Besides, we're not total liars. Most of us Great Pretenders practise a form of football agnosticism, flitting between moments of abject dismissal and moments of steadfast belief, when we think, "They've kicked it in the goal! And I feel happy! This must be what pure joy is like."
But when we are faking it, we're faking it for a number of different reasons. The first one is the same reason we lie about having seen Citizen Kane and liking tequila - we don't want to be left out. It is human nature that when there is a room full of your friends, all laughing and cheering and eating greasy snacks, with the possible exception of a World of Warcraft tournament or some sort of ritual cult sacrifice, you will want to be a part of it.

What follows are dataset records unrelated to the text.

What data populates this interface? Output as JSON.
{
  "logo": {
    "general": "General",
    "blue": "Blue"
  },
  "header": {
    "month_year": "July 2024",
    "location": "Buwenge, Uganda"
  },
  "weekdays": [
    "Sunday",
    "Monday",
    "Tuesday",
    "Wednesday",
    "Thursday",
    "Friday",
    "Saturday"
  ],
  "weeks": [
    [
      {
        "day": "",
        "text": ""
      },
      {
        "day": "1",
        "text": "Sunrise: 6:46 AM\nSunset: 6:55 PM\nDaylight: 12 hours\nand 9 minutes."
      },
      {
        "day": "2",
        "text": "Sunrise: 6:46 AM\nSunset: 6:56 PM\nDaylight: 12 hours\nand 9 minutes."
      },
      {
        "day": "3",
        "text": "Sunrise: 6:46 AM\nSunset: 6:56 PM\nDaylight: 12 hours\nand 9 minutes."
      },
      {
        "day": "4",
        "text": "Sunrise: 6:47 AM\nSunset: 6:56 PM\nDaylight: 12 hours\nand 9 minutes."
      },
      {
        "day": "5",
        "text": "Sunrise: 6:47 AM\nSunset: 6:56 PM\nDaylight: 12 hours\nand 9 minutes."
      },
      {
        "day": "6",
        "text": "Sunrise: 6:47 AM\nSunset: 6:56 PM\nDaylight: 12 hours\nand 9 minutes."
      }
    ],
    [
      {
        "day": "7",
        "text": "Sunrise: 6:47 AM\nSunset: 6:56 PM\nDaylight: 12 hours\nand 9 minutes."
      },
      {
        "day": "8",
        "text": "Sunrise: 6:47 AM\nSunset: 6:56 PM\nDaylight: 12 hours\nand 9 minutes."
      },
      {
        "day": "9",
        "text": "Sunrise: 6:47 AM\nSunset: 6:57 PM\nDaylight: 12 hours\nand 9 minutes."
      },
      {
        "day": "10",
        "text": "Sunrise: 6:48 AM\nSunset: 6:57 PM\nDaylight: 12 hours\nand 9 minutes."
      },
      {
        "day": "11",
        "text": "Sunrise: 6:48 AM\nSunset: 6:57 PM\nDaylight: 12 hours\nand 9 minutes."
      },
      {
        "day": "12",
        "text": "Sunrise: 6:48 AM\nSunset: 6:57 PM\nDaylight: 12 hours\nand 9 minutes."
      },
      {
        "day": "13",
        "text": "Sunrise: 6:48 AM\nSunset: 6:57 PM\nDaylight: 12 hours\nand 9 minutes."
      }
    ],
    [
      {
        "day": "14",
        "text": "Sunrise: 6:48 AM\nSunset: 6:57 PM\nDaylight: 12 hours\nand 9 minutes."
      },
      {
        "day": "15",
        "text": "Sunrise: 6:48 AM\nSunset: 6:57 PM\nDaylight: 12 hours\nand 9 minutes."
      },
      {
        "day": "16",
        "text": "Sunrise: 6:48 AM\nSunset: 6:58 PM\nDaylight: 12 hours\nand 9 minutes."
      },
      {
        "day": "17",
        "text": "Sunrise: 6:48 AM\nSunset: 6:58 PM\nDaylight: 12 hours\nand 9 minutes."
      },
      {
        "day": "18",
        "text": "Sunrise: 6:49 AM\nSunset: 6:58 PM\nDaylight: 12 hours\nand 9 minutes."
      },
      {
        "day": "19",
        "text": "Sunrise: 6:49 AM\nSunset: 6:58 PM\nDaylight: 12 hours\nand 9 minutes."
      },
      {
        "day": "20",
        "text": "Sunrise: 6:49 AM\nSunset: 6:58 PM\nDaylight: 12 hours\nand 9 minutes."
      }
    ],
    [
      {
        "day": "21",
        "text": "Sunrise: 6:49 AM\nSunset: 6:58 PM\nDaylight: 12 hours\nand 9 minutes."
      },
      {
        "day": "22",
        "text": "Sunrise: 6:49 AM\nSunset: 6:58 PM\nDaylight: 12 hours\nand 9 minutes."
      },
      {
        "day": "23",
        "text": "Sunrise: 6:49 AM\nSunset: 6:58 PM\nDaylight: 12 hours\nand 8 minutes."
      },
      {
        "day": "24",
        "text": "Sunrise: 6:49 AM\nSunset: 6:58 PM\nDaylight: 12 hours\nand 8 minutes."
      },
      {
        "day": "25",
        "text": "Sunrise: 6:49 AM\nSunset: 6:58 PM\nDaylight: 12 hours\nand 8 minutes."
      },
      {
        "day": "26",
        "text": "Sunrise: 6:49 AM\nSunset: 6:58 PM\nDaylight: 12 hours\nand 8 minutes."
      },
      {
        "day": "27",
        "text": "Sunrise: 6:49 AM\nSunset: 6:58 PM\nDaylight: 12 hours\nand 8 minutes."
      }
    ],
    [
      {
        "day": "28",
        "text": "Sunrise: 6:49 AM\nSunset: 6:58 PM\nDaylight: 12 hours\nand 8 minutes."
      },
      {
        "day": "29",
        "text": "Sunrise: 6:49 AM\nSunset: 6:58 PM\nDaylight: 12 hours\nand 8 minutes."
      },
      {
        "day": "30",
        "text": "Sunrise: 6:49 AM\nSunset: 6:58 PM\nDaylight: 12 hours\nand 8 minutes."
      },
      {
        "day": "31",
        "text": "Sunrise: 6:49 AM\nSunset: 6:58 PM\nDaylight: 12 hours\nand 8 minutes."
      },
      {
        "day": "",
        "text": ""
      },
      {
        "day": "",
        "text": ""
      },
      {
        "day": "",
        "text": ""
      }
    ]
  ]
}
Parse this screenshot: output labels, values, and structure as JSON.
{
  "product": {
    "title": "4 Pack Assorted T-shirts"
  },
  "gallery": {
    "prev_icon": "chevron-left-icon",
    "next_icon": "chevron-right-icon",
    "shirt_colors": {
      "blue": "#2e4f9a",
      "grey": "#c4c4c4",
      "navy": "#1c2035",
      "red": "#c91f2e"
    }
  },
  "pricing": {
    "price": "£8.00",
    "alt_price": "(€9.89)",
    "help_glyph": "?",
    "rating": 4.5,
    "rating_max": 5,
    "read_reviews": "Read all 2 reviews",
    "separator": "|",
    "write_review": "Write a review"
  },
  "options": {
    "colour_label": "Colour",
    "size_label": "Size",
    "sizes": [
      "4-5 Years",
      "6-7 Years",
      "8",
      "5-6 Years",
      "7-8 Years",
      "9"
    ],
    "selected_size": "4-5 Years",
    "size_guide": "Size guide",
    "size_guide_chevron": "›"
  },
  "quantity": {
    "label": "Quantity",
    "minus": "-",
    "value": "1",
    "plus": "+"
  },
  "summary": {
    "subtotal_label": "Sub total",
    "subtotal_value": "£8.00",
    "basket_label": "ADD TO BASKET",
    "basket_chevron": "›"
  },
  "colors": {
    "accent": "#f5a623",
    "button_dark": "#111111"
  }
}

They ask, "are you coming to watch the match?", you internally shriek, "what else am I going to do, stay home and knit while you all bond without me??" and say, "yes, lovely. I'll be there with appropriately-coloured bells on."
Then we fake it because we don't want to be a cliché. This applies largely to women, but also, I reckon, to gay men, sciencey men and men with artistic haircuts. I pretend to enjoy football because I already wear pink, have blonde hair and catch a ball like an arthritic platypus. My feminist barometer (or femometer, if you will) doesn't leave much room for such dreadfully girly behaviour as not liking football. So I go, I chant, I cheer, I break a nail during a goal celebration and I say NOTHING about it.
Then lastly, we fake it because, one of these days, there is the tiny niggling chance that we might actually win. Ad wisely, we are well aware that what you don't see in all those pictures of the victorious team in '66 is a little huddle of people, just out of shot, quietly reading books and wondering what all the fuss was about. Before being trampled by a crowd in Chelsea boots with wooden clackers.